Yesterday was another engaging day for our students. Thursday was a public holiday in Brussels, so our usual classroom location was closed. Undaunted, the group met in the shadow of the European Parliament, and from there Associate Professor Vicki Birchfield led the group to a nearby café, where the students enjoyed coffee, tea, and orange juice while being quizzed on the structures of the European Union and our site visits this week.
After a lunch break, the group reconvened outside the Parliament’s museum, the Parlamentarium. After the security check, we were ushered into a private section of the museum, where the students took part in a role playing game that put them in the position of Members of the European Parliament (MEPs). For reasons we would shortly discover, the simulation is incredibly popular and requires reservations be made 3-4 months in advance. But, as we have seen over and over again throughout our three weeks here, the incredible amount of work Professor Birchfield puts in throughout the academic year to lay the groundwork for the study abroad paid off. We had our spot! Please note that in what follows, links point to uploaded videos of the students.
The simulation is very well put together.
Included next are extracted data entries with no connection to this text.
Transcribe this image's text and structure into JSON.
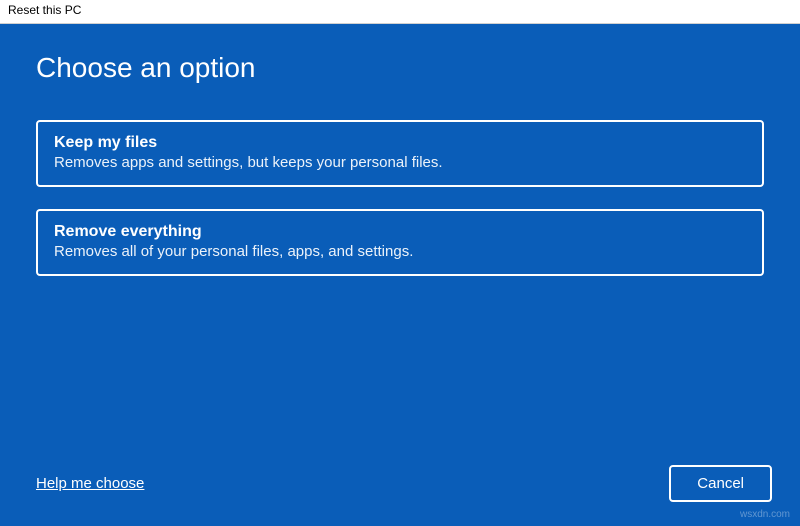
{
  "window": {
    "title": "Reset this PC"
  },
  "heading": "Choose an option",
  "options": [
    {
      "title": "Keep my files",
      "description": "Removes apps and settings, but keeps your personal files."
    },
    {
      "title": "Remove everything",
      "description": "Removes all of your personal files, apps, and settings."
    }
  ],
  "footer": {
    "help_label": "Help me choose",
    "cancel_label": "Cancel"
  },
  "watermark": "wsxdn.com"
}
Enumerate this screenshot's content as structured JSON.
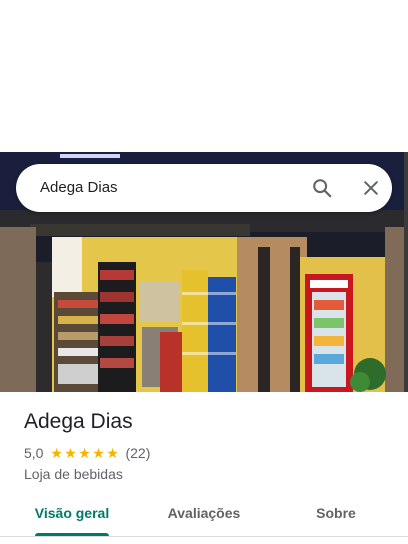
{
  "search": {
    "query": "Adega Dias"
  },
  "hero": {
    "description_icon": "storefront-photo"
  },
  "place": {
    "name": "Adega Dias",
    "rating": "5,0",
    "stars": 5,
    "reviews": "(22)",
    "category": "Loja de bebidas"
  },
  "tabs": [
    {
      "label": "Visão geral",
      "active": true
    },
    {
      "label": "Avaliações",
      "active": false
    },
    {
      "label": "Sobre",
      "active": false
    }
  ],
  "colors": {
    "accent": "#00796b",
    "star": "#f6b400",
    "text_primary": "#202124",
    "text_secondary": "#5f6368"
  },
  "icons": {
    "search": "search-icon",
    "close": "close-icon",
    "star": "star-icon"
  }
}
The entire thing is run through smart phones, which send the students to specific locations within the game playing complex as well as provide important information. The students were divided into 4 political groups, which roughly reflect the dominant groups in the Parliament. After a short briefing, they dispersed to their group ‘headquarters’ to choose leaders (spokespersons) and hear from virtual political group leaders as to their political position on two fictitious-but-plausibly-real issues: water distribution and networking across Europe, and human ID microchip implanting.
After their party briefing, students were split up to hear from virtual constituents and lobbyists as well as debate each other on the issues.
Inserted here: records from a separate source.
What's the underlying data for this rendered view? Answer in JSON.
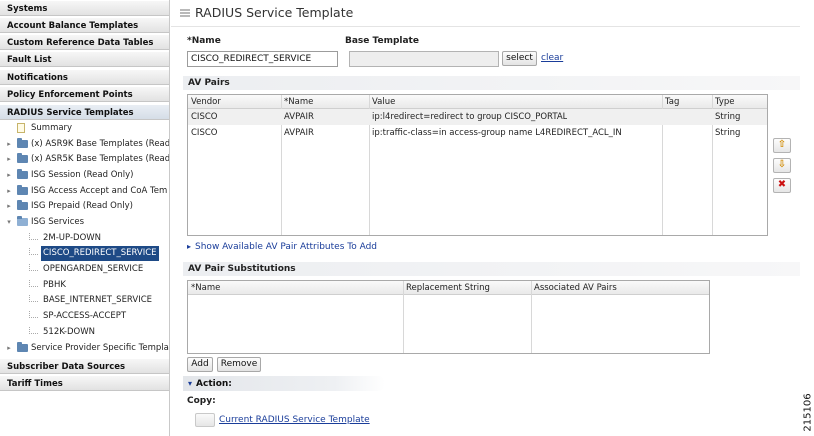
{
  "sidebar": {
    "top_items": [
      "Systems",
      "Account Balance Templates",
      "Custom Reference Data Tables",
      "Fault List",
      "Notifications",
      "Policy Enforcement Points"
    ],
    "active_item": "RADIUS Service Templates",
    "tree": {
      "summary": "Summary",
      "folders": [
        "(x) ASR9K Base Templates (Read",
        "(x) ASR5K Base Templates (Read",
        "ISG Session (Read Only)",
        "ISG Access Accept and CoA Tem",
        "ISG Prepaid (Read Only)"
      ],
      "open_folder": "ISG Services",
      "services": [
        "2M-UP-DOWN",
        "CISCO_REDIRECT_SERVICE",
        "OPENGARDEN_SERVICE",
        "PBHK",
        "BASE_INTERNET_SERVICE",
        "SP-ACCESS-ACCEPT",
        "512K-DOWN"
      ],
      "selected_service": "CISCO_REDIRECT_SERVICE",
      "last_folder": "Service Provider Specific Templat"
    },
    "bottom_items": [
      "Subscriber Data Sources",
      "Tariff Times"
    ]
  },
  "page": {
    "title": "RADIUS Service Template",
    "name_label": "*Name",
    "name_value": "CISCO_REDIRECT_SERVICE",
    "base_template_label": "Base Template",
    "base_template_value": "",
    "select_label": "select",
    "clear_label": "clear"
  },
  "av_pairs": {
    "title": "AV Pairs",
    "columns": [
      "Vendor",
      "*Name",
      "Value",
      "Tag",
      "Type"
    ],
    "rows": [
      [
        "CISCO",
        "AVPAIR",
        "ip:l4redirect=redirect to group CISCO_PORTAL",
        "",
        "String"
      ],
      [
        "CISCO",
        "AVPAIR",
        "ip:traffic-class=in access-group name L4REDIRECT_ACL_IN",
        "",
        "String"
      ]
    ],
    "show_link": "Show Available AV Pair Attributes To Add"
  },
  "substitutions": {
    "title": "AV Pair Substitutions",
    "columns": [
      "*Name",
      "Replacement String",
      "Associated AV Pairs"
    ],
    "add_label": "Add",
    "remove_label": "Remove"
  },
  "action": {
    "title": "Action:",
    "copy_label": "Copy:",
    "copy_link": "Current RADIUS Service Template"
  },
  "figure_id": "215106",
  "colors": {
    "selected_bg": "#1e4a86",
    "link": "#1a3d9a",
    "folder": "#5e86b2"
  }
}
After the Information gathering and political debating, the students were separated into two groups, where they negotiated on the amendments to the directives presented to them by the European Commission. The contestation was spirited, and it was clear to the faculty that the students were taking the game very seriously.
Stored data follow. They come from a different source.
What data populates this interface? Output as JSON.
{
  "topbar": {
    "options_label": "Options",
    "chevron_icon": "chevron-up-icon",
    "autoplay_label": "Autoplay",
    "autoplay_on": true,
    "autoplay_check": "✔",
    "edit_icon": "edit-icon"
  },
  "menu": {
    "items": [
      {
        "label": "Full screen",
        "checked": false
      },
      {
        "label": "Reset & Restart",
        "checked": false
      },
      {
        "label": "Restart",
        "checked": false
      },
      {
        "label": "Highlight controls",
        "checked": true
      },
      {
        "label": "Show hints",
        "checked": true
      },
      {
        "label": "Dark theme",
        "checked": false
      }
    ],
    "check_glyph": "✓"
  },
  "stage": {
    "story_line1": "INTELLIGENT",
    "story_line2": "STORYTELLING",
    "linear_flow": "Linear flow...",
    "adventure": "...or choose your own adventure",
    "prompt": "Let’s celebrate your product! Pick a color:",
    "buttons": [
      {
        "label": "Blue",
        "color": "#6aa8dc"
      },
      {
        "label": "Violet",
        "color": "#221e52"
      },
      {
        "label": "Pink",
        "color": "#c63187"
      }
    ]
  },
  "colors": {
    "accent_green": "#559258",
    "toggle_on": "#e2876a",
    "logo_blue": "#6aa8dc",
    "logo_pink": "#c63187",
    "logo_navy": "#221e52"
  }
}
After these sessions, the students came back together to hear from their spokespersons as to why they should vote yes or no on the amended directives. It was a great chance for the students to practice policy making through persuasion.
Following the vote, the students were sent back to their committee rooms, where condescending virtual members of the European Council informed them that the Parliament’s position was not acceptable to the member states of the EU. The students engaged in a complex virtual negotiation with the Council, only to be interrupted by an ‘emergency’; an earthquake in a fictitious European city had changed the political calculus surrounding the issues. After watching a news report on the crisis, the students returned to their negotiations with the Council, to find that the member states had changed their position on the water and microchip issues. The students were able to find a compromise (defined in one of our previous site visits as an outcome that makes everyone equally unhappy—a logic the students also invoked) amongst themselves and with the Council. They then came together for a ‘second reading’ of the two pieces of legislation, both of which passed.
It is difficult to adequately reprensent here the rich experience of the game. Nonetheless, I hope something of that richness comes through. The students did an excellent job, and the game was a great way for them to get direct experience with the complexity of policy making within the EU, and some perspective on what a tremendous accomplishment it is for the EU to continue to operate and strive to make the lives of Europeans better.